Page 1 of 1

Jobs aborting when invoked by sequence and run on 1 node

Posted: Tue Feb 21, 2012 1:59 am
by Jayanto
Hello,

I have 5 parallel jobs, which are being invoked sequentially by a Sequence. Running these jobs independently, is not causing any problem; and they are all running fine. But when invoked by the Sequence, either one of them aborts.

Every time a different job aborts, with the error message as "ORCHESTRATE step execution terminating due to SIGINT"

This scenario is happening, if am running the Sequence on a single(1) node. Running it on default number of nodes(32), is'nt causing any issues. But again that is not the standard practice, and will reduce the job performance.

Tried searching for this error, in other threads, in DSXchange. Some said to set the environment variable's 'APT_MONITOR_SIZE' & 'APT_MONITOR_TIME'. But doing that is'nt helping.... :(

Posted: Tue Feb 21, 2012 7:25 am
by Jayanto
Any Tips....?? :( :(

Posted: Tue Feb 21, 2012 8:04 am
by Jayanto
Another update, the job aborting each time, is first giving the fatal error "Issuing abort after 50 warnings logged." But I am running the job, with NoLimits for warnings....

Also the Warnings issued above are NullHandling related. Can this be a reason ?? :?

Posted: Tue Feb 21, 2012 8:07 am
by chulett
Jayanto wrote:is first giving the fatal error "Issuing abort after 50 warnings logged." But I am running the job, with NoLimits for warnings....
Apparently not.

Why not fix the jobs so they don't log those warnings?

Posted: Tue Feb 21, 2012 10:32 am
by Jayanto
@Craig :: Removed the null handling warnings.... But still the job is aborting, with the above specified SIGINT Error.... :( Any Other leads...!!!

Another thing which I tried out, and might be helpful in leading me.... There are 4 jobs within the Sequence. Namely Job1-Job2-Job3-Job4 .
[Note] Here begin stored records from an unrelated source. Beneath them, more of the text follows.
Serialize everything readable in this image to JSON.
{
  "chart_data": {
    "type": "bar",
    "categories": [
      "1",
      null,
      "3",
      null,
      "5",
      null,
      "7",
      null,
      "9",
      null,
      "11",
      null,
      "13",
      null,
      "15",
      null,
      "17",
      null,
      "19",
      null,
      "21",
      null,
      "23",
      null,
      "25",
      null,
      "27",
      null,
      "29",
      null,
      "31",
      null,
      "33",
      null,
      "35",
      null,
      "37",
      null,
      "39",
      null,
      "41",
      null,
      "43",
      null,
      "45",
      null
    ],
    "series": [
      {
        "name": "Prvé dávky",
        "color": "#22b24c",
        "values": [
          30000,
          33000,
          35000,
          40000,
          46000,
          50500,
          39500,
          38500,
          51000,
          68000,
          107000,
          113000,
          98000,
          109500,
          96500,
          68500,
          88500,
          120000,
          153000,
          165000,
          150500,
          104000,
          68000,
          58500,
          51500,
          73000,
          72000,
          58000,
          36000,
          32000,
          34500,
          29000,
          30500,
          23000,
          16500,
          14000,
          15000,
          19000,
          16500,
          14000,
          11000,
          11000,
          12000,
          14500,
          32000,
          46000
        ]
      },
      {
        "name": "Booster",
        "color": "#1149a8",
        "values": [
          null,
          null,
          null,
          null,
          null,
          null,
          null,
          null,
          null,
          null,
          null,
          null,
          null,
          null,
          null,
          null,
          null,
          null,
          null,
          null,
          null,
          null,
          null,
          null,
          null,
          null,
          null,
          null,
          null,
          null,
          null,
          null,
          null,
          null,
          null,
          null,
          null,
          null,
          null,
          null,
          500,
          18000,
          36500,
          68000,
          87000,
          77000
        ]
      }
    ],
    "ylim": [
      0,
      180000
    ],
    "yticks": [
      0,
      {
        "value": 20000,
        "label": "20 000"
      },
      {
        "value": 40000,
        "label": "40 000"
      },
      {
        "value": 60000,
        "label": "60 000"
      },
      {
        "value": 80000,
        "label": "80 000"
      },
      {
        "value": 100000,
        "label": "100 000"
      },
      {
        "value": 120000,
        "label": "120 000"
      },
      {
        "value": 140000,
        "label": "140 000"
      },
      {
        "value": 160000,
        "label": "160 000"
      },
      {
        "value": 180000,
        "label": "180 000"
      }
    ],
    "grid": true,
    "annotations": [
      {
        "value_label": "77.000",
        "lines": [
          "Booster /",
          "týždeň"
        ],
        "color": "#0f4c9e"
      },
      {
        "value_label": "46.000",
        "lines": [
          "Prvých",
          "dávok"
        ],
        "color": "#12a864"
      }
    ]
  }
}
Job 1 -- Running fine both in 1 node & default(32) nodes
Job 2 -- Running fine only on default(32) nodes
Job 3 -- Running only in 1 node
Job 4 -- Running only in 1 node



Any help :?

Posted: Tue Feb 21, 2012 11:08 am
by DSguru2B
Make sure you are passing the right config file to all the jobs.
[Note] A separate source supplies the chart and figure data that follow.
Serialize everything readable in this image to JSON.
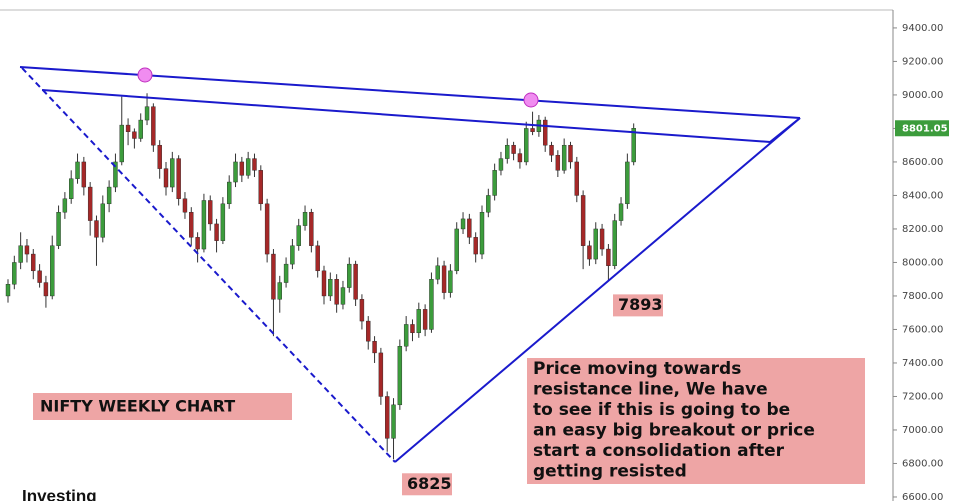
{
  "chart_data": {
    "type": "candlestick",
    "ylim": [
      6576,
      9507
    ],
    "yticks": [
      {
        "value": 6600,
        "label": "6600.00"
      },
      {
        "value": 6800,
        "label": "6800.00"
      },
      {
        "value": 7000,
        "label": "7000.00"
      },
      {
        "value": 7200,
        "label": "7200.00"
      },
      {
        "value": 7400,
        "label": "7400.00"
      },
      {
        "value": 7600,
        "label": "7600.00"
      },
      {
        "value": 7800,
        "label": "7800.00"
      },
      {
        "value": 8000,
        "label": "8000.00"
      },
      {
        "value": 8200,
        "label": "8200.00"
      },
      {
        "value": 8400,
        "label": "8400.00"
      },
      {
        "value": 8600,
        "label": "8600.00"
      },
      {
        "value": 8800,
        "label": "8800.00"
      },
      {
        "value": 9000,
        "label": "9000.00"
      },
      {
        "value": 9200,
        "label": "9200.00"
      },
      {
        "value": 9400,
        "label": "9400.00"
      }
    ],
    "up_color": "#3c9c3c",
    "down_color": "#a52828",
    "last_price": 8801.05,
    "open": [
      7800,
      7870,
      8000,
      8100,
      8050,
      7950,
      7880,
      7800,
      8100,
      8300,
      8380,
      8500,
      8600,
      8450,
      8250,
      8150,
      8350,
      8450,
      8600,
      8820,
      8780,
      8740,
      8850,
      8930,
      8700,
      8560,
      8450,
      8620,
      8380,
      8300,
      8150,
      8080,
      8370,
      8230,
      8130,
      8350,
      8480,
      8600,
      8520,
      8620,
      8550,
      8350,
      8050,
      7780,
      7880,
      7990,
      8100,
      8220,
      8300,
      8100,
      7950,
      7800,
      7900,
      7750,
      7850,
      7990,
      7780,
      7650,
      7530,
      7460,
      7200,
      6950,
      7150,
      7500,
      7630,
      7580,
      7720,
      7600,
      7900,
      7980,
      7820,
      7950,
      8200,
      8260,
      8150,
      8050,
      8300,
      8400,
      8550,
      8620,
      8700,
      8650,
      8600,
      8800,
      8780,
      8850,
      8700,
      8640,
      8550,
      8700,
      8600,
      8400,
      8100,
      8020,
      8200,
      8080,
      7980,
      8250,
      8350,
      8600
    ],
    "high": [
      7900,
      8040,
      8180,
      8140,
      8080,
      7990,
      7920,
      8160,
      8340,
      8420,
      8550,
      8650,
      8630,
      8480,
      8280,
      8400,
      8490,
      8650,
      8990,
      8860,
      8800,
      8890,
      9010,
      8950,
      8730,
      8600,
      8660,
      8640,
      8420,
      8330,
      8180,
      8410,
      8400,
      8260,
      8390,
      8520,
      8650,
      8630,
      8660,
      8650,
      8580,
      8380,
      8080,
      7920,
      8030,
      8140,
      8260,
      8340,
      8320,
      8130,
      7980,
      7940,
      7930,
      7890,
      8030,
      8010,
      7810,
      7680,
      7560,
      7490,
      7230,
      7190,
      7540,
      7680,
      7660,
      7760,
      7750,
      7940,
      8030,
      8010,
      7990,
      8240,
      8300,
      8290,
      8180,
      8340,
      8440,
      8590,
      8660,
      8740,
      8720,
      8680,
      8840,
      8900,
      8880,
      8870,
      8720,
      8670,
      8740,
      8720,
      8630,
      8430,
      8130,
      8240,
      8230,
      8110,
      8290,
      8390,
      8650,
      8830
    ],
    "low": [
      7760,
      7840,
      7960,
      8000,
      7900,
      7850,
      7730,
      7780,
      8080,
      8260,
      8350,
      8470,
      8400,
      8160,
      7980,
      8120,
      8300,
      8420,
      8580,
      8700,
      8680,
      8720,
      8820,
      8660,
      8500,
      8400,
      8420,
      8340,
      8260,
      8100,
      8000,
      8060,
      8190,
      8060,
      8110,
      8320,
      8450,
      8480,
      8500,
      8510,
      8310,
      8000,
      7560,
      7700,
      7850,
      7960,
      8070,
      8190,
      8060,
      7910,
      7750,
      7770,
      7700,
      7720,
      7820,
      7740,
      7600,
      7480,
      7400,
      7150,
      6870,
      6825,
      7120,
      7470,
      7530,
      7550,
      7560,
      7580,
      7870,
      7780,
      7790,
      7930,
      8170,
      8110,
      8000,
      8020,
      8270,
      8370,
      8520,
      8590,
      8610,
      8560,
      8580,
      8760,
      8750,
      8660,
      8600,
      8510,
      8530,
      8560,
      8360,
      7960,
      7980,
      7990,
      8040,
      7893,
      7960,
      8220,
      8320,
      8580
    ],
    "close": [
      7870,
      8000,
      8100,
      8050,
      7950,
      7880,
      7800,
      8100,
      8300,
      8380,
      8500,
      8600,
      8450,
      8250,
      8150,
      8350,
      8450,
      8600,
      8820,
      8780,
      8740,
      8850,
      8930,
      8700,
      8560,
      8450,
      8620,
      8380,
      8300,
      8150,
      8080,
      8370,
      8230,
      8130,
      8350,
      8480,
      8600,
      8520,
      8620,
      8550,
      8350,
      8050,
      7780,
      7880,
      7990,
      8100,
      8220,
      8300,
      8100,
      7950,
      7800,
      7900,
      7750,
      7850,
      7990,
      7780,
      7650,
      7530,
      7460,
      7200,
      6950,
      7150,
      7500,
      7630,
      7580,
      7720,
      7600,
      7900,
      7980,
      7820,
      7950,
      8200,
      8260,
      8150,
      8050,
      8300,
      8400,
      8550,
      8620,
      8700,
      8650,
      8600,
      8800,
      8780,
      8850,
      8700,
      8640,
      8550,
      8700,
      8600,
      8400,
      8100,
      8020,
      8200,
      8080,
      7980,
      8250,
      8350,
      8600,
      8801.05
    ],
    "annotations": [
      {
        "text": "7893",
        "value": 7893
      },
      {
        "text": "6825",
        "value": 6825
      }
    ],
    "title_label": "NIFTY WEEKLY CHART",
    "comment_lines": [
      "Price moving towards",
      "resistance line, We have",
      "to see if this is going to be",
      "an easy big breakout or price",
      "start a consolidation after",
      "getting resisted"
    ],
    "watermark": "Investing"
  }
}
Posted: Tue Feb 21, 2012 12:03 pm
by Jayanto
@DSguru2B :: Yes I did recheck.... Am passing the same, and the correct configuration file to all the jobs.... :?
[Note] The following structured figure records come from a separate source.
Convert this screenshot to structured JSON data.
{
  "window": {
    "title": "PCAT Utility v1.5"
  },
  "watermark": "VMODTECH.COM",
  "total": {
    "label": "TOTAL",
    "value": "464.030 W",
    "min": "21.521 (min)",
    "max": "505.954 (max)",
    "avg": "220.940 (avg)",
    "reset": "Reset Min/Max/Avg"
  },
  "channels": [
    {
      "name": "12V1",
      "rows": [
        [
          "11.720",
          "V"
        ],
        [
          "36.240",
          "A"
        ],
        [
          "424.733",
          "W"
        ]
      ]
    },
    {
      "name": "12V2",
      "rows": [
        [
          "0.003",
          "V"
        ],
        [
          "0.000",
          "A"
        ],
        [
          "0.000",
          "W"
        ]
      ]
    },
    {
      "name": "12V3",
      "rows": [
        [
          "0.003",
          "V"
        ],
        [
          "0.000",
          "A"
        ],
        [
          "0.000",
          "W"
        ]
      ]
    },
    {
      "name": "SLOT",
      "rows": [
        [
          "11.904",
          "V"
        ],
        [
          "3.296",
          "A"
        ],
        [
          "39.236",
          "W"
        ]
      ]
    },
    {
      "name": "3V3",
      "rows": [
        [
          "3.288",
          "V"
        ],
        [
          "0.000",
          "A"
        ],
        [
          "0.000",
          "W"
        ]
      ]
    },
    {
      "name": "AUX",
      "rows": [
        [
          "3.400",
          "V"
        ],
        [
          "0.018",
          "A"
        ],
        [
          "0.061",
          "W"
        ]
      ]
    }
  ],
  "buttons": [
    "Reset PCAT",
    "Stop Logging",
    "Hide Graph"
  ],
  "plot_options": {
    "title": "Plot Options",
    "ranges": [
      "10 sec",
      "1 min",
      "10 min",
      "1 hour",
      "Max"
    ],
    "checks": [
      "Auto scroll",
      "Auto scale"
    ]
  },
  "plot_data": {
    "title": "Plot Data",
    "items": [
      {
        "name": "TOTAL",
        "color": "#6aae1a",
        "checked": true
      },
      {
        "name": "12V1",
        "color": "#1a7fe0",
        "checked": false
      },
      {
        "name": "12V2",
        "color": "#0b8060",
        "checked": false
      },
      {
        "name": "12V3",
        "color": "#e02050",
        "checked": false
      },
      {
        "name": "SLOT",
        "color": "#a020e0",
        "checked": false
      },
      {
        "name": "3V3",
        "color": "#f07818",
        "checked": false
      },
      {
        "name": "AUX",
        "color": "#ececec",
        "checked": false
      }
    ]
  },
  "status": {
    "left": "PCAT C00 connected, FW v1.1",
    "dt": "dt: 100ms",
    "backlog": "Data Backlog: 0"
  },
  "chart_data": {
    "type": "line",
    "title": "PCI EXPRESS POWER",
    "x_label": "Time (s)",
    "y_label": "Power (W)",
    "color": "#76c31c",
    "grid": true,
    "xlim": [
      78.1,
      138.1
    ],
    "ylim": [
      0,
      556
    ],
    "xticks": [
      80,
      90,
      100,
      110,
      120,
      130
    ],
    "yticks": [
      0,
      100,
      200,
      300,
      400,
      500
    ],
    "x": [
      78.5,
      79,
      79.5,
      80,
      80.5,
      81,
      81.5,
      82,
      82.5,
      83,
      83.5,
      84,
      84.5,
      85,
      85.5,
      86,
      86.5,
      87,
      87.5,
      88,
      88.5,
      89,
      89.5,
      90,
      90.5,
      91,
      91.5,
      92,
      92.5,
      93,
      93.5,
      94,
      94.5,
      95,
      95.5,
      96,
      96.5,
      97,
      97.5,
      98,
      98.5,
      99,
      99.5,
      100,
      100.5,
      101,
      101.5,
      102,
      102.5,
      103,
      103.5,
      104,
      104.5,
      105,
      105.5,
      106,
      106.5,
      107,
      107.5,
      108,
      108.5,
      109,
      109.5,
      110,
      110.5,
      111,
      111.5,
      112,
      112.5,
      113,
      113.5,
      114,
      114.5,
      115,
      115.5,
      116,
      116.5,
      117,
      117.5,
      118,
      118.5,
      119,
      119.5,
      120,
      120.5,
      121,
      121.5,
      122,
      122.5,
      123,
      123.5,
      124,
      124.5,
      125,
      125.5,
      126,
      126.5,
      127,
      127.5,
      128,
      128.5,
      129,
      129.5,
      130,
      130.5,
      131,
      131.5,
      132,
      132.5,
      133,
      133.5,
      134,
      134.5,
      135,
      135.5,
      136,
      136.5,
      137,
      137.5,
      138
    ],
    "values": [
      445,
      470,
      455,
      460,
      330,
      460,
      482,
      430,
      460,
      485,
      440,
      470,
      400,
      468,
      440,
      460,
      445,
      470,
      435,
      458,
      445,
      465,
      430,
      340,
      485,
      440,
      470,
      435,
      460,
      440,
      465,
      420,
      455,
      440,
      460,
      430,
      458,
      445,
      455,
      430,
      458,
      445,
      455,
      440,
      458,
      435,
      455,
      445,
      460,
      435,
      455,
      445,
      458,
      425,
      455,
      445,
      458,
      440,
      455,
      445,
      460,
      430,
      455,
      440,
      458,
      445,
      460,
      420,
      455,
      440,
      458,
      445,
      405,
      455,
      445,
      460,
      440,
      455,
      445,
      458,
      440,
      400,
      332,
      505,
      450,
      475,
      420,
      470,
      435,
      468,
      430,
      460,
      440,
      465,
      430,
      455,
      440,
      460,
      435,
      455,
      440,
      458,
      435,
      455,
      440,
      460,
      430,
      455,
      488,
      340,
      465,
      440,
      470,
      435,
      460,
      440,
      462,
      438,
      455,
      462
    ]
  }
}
Posted: Wed Feb 22, 2012 4:52 am
by Jayanto
Hi All.... Doing a workaround for the timebeing. :(

Am running one of the Jobs in Default(32) number of nodes, and rest on 1 node. Currently they all are working fine.

But any further update, on how to handle and run them in a single node, will be extremely helpful.... :)

Posted: Wed Feb 22, 2012 8:07 am
by DSguru2B
At this point, with all the obvious reasons discarded, get in touch with IBM.

Posted: Fri Mar 23, 2012 2:16 pm
by pk7
I have discovered that if a job has too many warnings (50+??) then a signal is sent to interrupt the job. I had the same problem and once I reduced the number of error messages (null handling messages in my case) the problem went away.